# SKP 2000 problem



## twidpa (Apr 13, 2009)

I have an older shakespeare SKP 2000 that I want to use for catfish. The crank seems to not engage all the time. I have not spent much time inside baitcasters but I took it apart and could find no broken parts. I noticed if you turn the brake in and hold the reel with crank pointed up, it disengages the spool. It seems the spool can be moved so far to the left that it backs off the gears. I put a small shim on the left side of the spool and it helped but I wonder if there is a better repair or is this a common problem with this reel?
T


----------



## rattler (Jul 3, 2004)

Can you get the blowup from their site? Sounds like shims missing somewhere.


----------



## twidpa (Apr 13, 2009)

rattler said:


> Can you get the blowup from their site? Sounds like shims missing somewhere.

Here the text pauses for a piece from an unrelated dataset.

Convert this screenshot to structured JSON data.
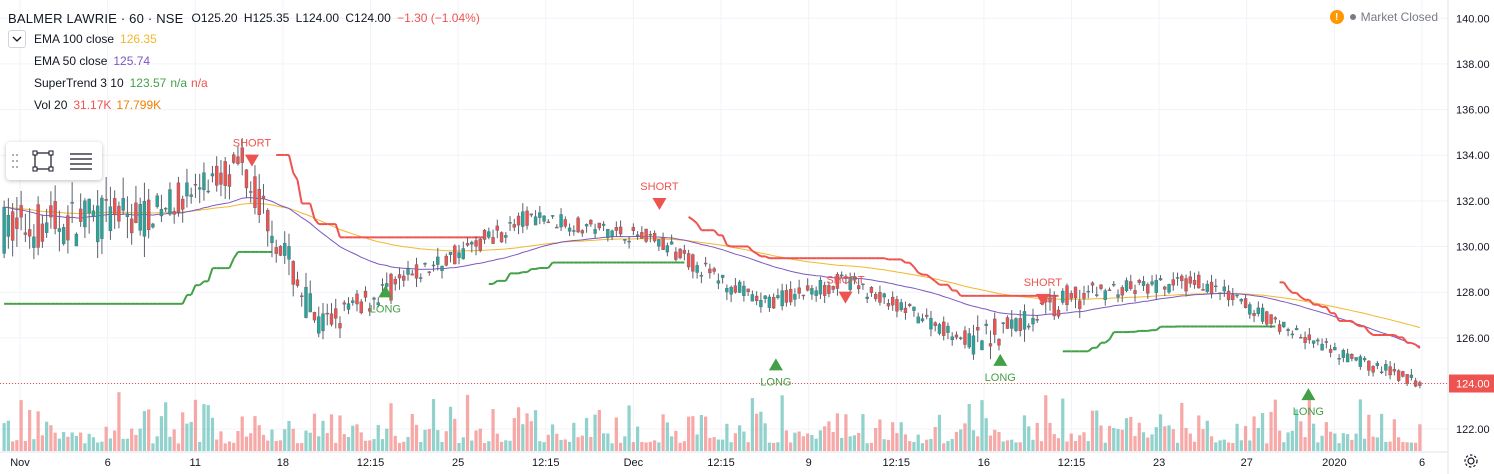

I looked around and could not find a manual for free. It is working now so maybe a shim is all it needed.
T


----------



## rattler (Jul 3, 2004)

Any time you take a reel apart, you need a system to get it back together. Get a sewing thread holder. looks like a tackle trey. Has worked for me for 30 years. You still need to remenber the orientation of the part. good luck.


----------



## RoryGoggin (Jan 6, 2005)

Mike's Reel Repair has schematics (click here) for yours. Offhand, I think you may have a worn spool shaft (order the spool assy - #13 on the schematic.) You may want to order a few other "consumables" at the same time.

And I use Egg Cartons to separate my parts.


----------



## twidpa (Apr 13, 2009)

RoryGoggin said:


> Mike's Reel Repair has schematics (click here) for yours. Offhand, I think you may have a worn spool shaft (order the spool assy - #13 on the schematic.) You may want to order a few other "consumables" at the same time.
> 
> And I use Egg Cartons to separate my parts.



Good info! I found out I have a SKP2000C instead.(the number is partially scraped off) 
Thanks very much.
T


----------